CITGO Asphalt Refining Co. et al. v. Frescati Shipping Co., Ltd. et al.

On March 30, 2020, the U.S. Supreme Court held that “the plain language of the parties’ safe-berth clause establishes a warranty of safety.”

The decision brings U.S. law into alignment with the long-standing position under English law, as established by Leeds Shipping Co. v. Societe Francaise Bunge SA (The Eastern City) [1958] 2 Lloyd’s Rep. 127. The Eastern City and subsequent case law has confirmed that unqualified safe-berth clauses represent a warranty of safety for charterers’ nominated loading and discharge ports.


In November 2004, the sub-chartered oil tanker M/T Athos I allided with an abandoned nine-ton ship anchor during a journey from Venezuela to New Jersey. The unchartered anchor, lying on the Delaware River’s bed just outside the CITGO berth at Paulsboro, New Jersey, punctured the tanker’s hull, causing 264,000 gallons of heavy crude oil to spill into the river. Following the Exxon-Valdez oil spill in 1989, which led to the passing of the Oil Pollution Act of 1990 (OPA), Frescati (as owner) was deemed responsible for the cleanup costs, regardless of fault.

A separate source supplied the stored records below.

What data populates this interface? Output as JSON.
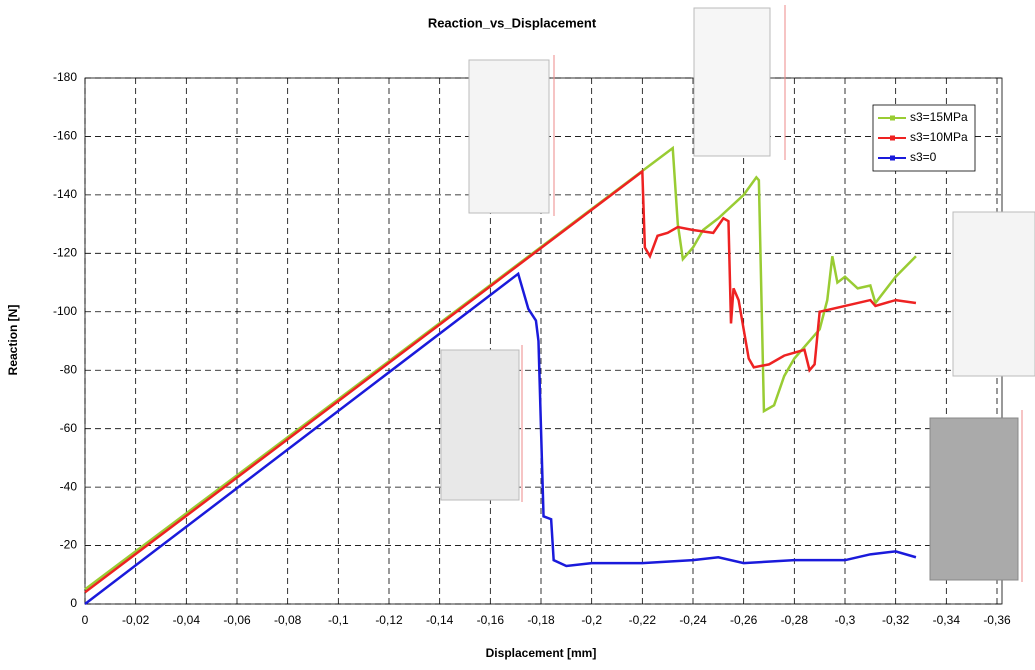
{
  "chart_data": {
    "type": "line",
    "title": "Reaction_vs_Displacement",
    "x_label": "Displacement [mm]",
    "y_label": "Reaction [N]",
    "xlim": [
      0,
      -0.36
    ],
    "ylim": [
      0,
      -180
    ],
    "xticks": [
      0,
      {
        "value": -0.02,
        "label": "-0,02"
      },
      {
        "value": -0.04,
        "label": "-0,04"
      },
      {
        "value": -0.06,
        "label": "-0,06"
      },
      {
        "value": -0.08,
        "label": "-0,08"
      },
      {
        "value": -0.1,
        "label": "-0,1"
      },
      {
        "value": -0.12,
        "label": "-0,12"
      },
      {
        "value": -0.14,
        "label": "-0,14"
      },
      {
        "value": -0.16,
        "label": "-0,16"
      },
      {
        "value": -0.18,
        "label": "-0,18"
      },
      {
        "value": -0.2,
        "label": "-0,2"
      },
      {
        "value": -0.22,
        "label": "-0,22"
      },
      {
        "value": -0.24,
        "label": "-0,24"
      },
      {
        "value": -0.26,
        "label": "-0,26"
      },
      {
        "value": -0.28,
        "label": "-0,28"
      },
      {
        "value": -0.3,
        "label": "-0,3"
      },
      {
        "value": -0.32,
        "label": "-0,32"
      },
      {
        "value": -0.34,
        "label": "-0,34"
      },
      {
        "value": -0.36,
        "label": "-0,36"
      }
    ],
    "yticks": [
      0,
      -20,
      -40,
      -60,
      -80,
      -100,
      -120,
      -140,
      -160,
      -180
    ],
    "grid": true,
    "series": [
      {
        "name": "s3=15MPa",
        "color": "#99cc33",
        "x": [
          0,
          -0.232,
          -0.234,
          -0.236,
          -0.24,
          -0.244,
          -0.25,
          -0.26,
          -0.265,
          -0.266,
          -0.268,
          -0.272,
          -0.276,
          -0.28,
          -0.29,
          -0.293,
          -0.295,
          -0.297,
          -0.3,
          -0.305,
          -0.31,
          -0.312,
          -0.32,
          -0.328
        ],
        "values": [
          -5,
          -156,
          -130,
          -118,
          -122,
          -128,
          -132,
          -140,
          -146,
          -145,
          -66,
          -68,
          -78,
          -84,
          -94,
          -104,
          -119,
          -110,
          -112,
          -108,
          -109,
          -103,
          -112,
          -119
        ]
      },
      {
        "name": "s3=10MPa",
        "color": "#ee2222",
        "x": [
          0,
          -0.22,
          -0.221,
          -0.223,
          -0.226,
          -0.23,
          -0.234,
          -0.24,
          -0.248,
          -0.252,
          -0.254,
          -0.255,
          -0.256,
          -0.258,
          -0.26,
          -0.262,
          -0.264,
          -0.27,
          -0.276,
          -0.28,
          -0.284,
          -0.286,
          -0.288,
          -0.29,
          -0.3,
          -0.31,
          -0.312,
          -0.32,
          -0.328
        ],
        "values": [
          -4,
          -148,
          -122,
          -119,
          -126,
          -127,
          -129,
          -128,
          -127,
          -132,
          -131,
          -96,
          -108,
          -104,
          -94,
          -84,
          -81,
          -82,
          -85,
          -86,
          -87,
          -80,
          -82,
          -100,
          -102,
          -104,
          -102,
          -104,
          -103
        ]
      },
      {
        "name": "s3=0",
        "color": "#1a1adb",
        "x": [
          0,
          -0.171,
          -0.172,
          -0.175,
          -0.178,
          -0.179,
          -0.181,
          -0.184,
          -0.185,
          -0.19,
          -0.2,
          -0.22,
          -0.24,
          -0.25,
          -0.26,
          -0.28,
          -0.3,
          -0.31,
          -0.32,
          -0.328
        ],
        "values": [
          0,
          -113,
          -110,
          -101,
          -97,
          -90,
          -30,
          -29,
          -15,
          -13,
          -14,
          -14,
          -15,
          -16,
          -14,
          -15,
          -15,
          -17,
          -18,
          -16
        ]
      }
    ]
  }
}
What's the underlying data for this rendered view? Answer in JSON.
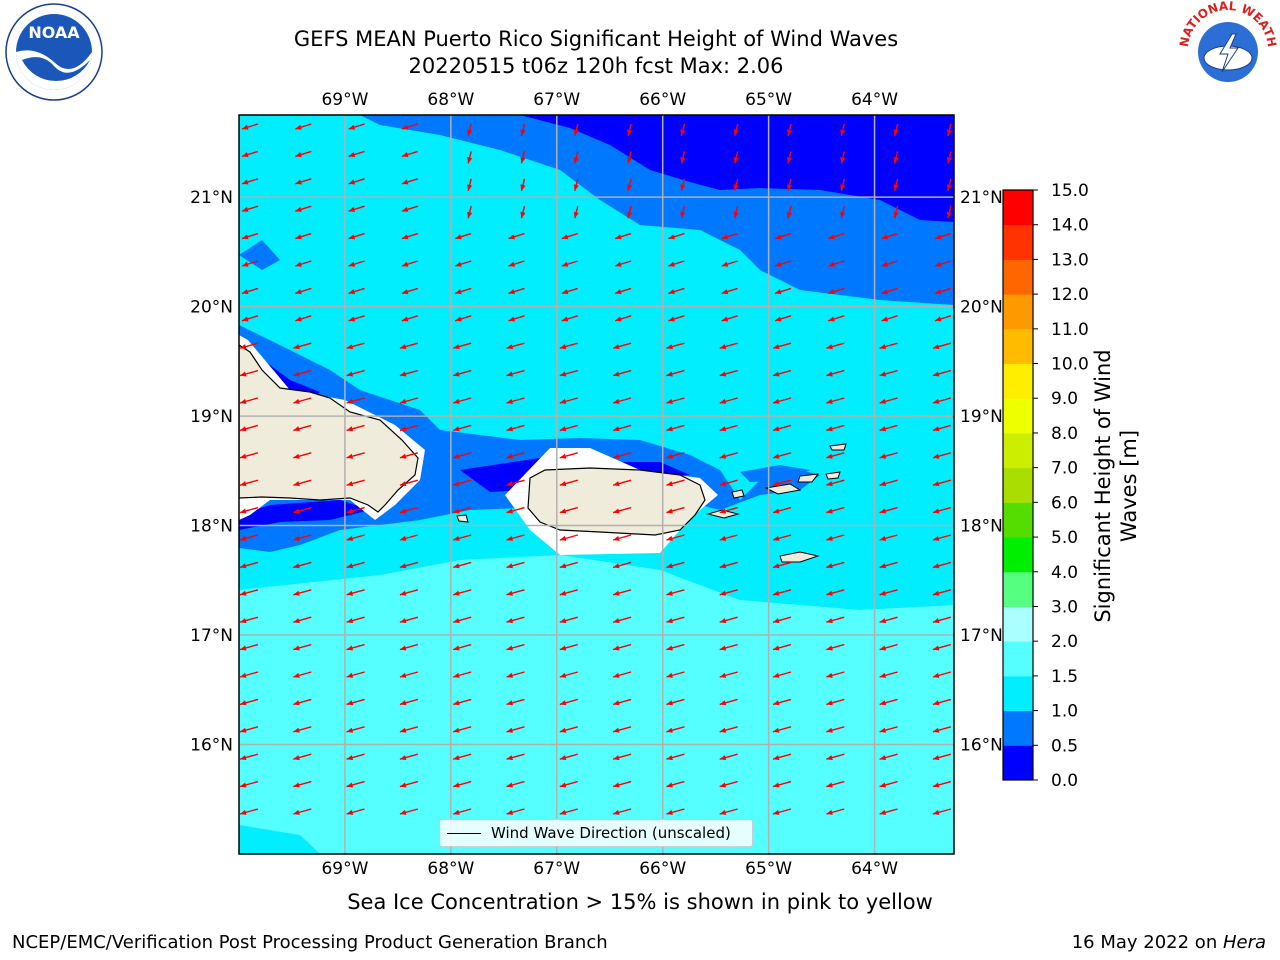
{
  "title": {
    "line1": "GEFS MEAN Puerto Rico Significant Height of Wind Waves",
    "line2": "20220515 t06z 120h fcst   Max: 2.06"
  },
  "map": {
    "lon_labels": [
      "69°W",
      "68°W",
      "67°W",
      "66°W",
      "65°W",
      "64°W"
    ],
    "lat_labels": [
      "21°N",
      "20°N",
      "19°N",
      "18°N",
      "17°N",
      "16°N"
    ],
    "lon_range": [
      -70,
      -63.25
    ],
    "lat_range": [
      15,
      21.75
    ],
    "grid": true
  },
  "colorbar": {
    "label": "Significant Height of Wind Waves [m]",
    "ticks": [
      "0.0",
      "0.5",
      "1.0",
      "1.5",
      "2.0",
      "3.0",
      "4.0",
      "5.0",
      "6.0",
      "7.0",
      "8.0",
      "9.0",
      "10.0",
      "11.0",
      "12.0",
      "13.0",
      "14.0",
      "15.0"
    ],
    "colors": [
      "#0000ff",
      "#0078ff",
      "#00eeff",
      "#55ffff",
      "#aaffff",
      "#55ff80",
      "#00ee00",
      "#55dd00",
      "#aadd00",
      "#ccee00",
      "#eeff00",
      "#ffee00",
      "#ffbb00",
      "#ff9900",
      "#ff6600",
      "#ff3300",
      "#ff0000"
    ]
  },
  "legend": {
    "label": "Wind Wave Direction (unscaled)"
  },
  "footnote": "Sea Ice Concentration > 15% is shown in pink to yellow",
  "credit": "NCEP/EMC/Verification Post Processing Product Generation Branch",
  "date": {
    "text": "16 May 2022 on ",
    "host": "Hera"
  },
  "logos": {
    "left": "NOAA",
    "right": "NATIONAL WEATHER SERVICE"
  },
  "colors": {
    "land": "#efecdb",
    "arrow": "#ff0000",
    "grid": "#b0b0b0"
  }
}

Under OPA, Frescati was held to be the “responsible party regardless of fault” and was called to cover the spill’s cleanup costs. The Oil Spill Liability Trust Fund (Fund), operated by the U.S. federal government, then reimbursed Frescati for the cleanup costs, which exceeded the Act’s $48 million liability limit. Frescati, as the statutorily responsible party, and the United States (through the Fund) then pursued legal claims against the sub-charterers, CITGO Asphalt Refining Co. et al. (CARCO) in order to recover the clean-up expenses.

The Supreme Court’s decision

The U.S. Supreme Court in its decision concluded that CARCO had breached the contractual “safe-berth” clause in the charter, which was on an amended Asbatankvoy form and provided that “[t]he vessel shall load and discharge at any safe place or wharf,…which shall be designated and procured by the Charterer, provided the Vessel can proceed thereto, lie at, and depart therefrom always safely afloat, any lighterage being at the expense, risk and peril of the Charterer.”

CARCO had failed to select a “safe” (that is, free from harm or risk) berth for the vessel’s loading and discharging operations. Frescati was deemed to be an implied third-party beneficiary to the charter-party between CARCO and the operator, Star Tankers. The contractual obligation was held to amount to a warranty regarding the safety of the sub-charterers’ selected berth. The safe-berth clause therefore embodies a warranty of safety and not a mere duty of due diligence. Following the precepts of contract law, the warranty obligor is “strictly liable for a breach of contract, without regard to fault/diligence.” The unqualified language of the clause constituted an absolute contractual duty, while the lack of the express mentioning of the term “warranty” did not affect the fact that the contractual duty amounted to a warranty obligation.

The Court further directed that where a charter contains a clause expressly providing for liability for the designation of an unsafe berth, the charterer cannot rely upon (i) a general exclusion clause regarding the “perils of the sea” or (ii) oil-pollution insurance to cover the expenses since this covers risks that go beyond those resulting from the selection of an unsafe berth. The Court concluded that this decision provides “a legal backdrop against which future charter-parties will be negotiated.” Charterers may still, however, contract “around unqualified language that would otherwise establish a warranty of safety, by expressly limiting the extent of their obligations or liability.”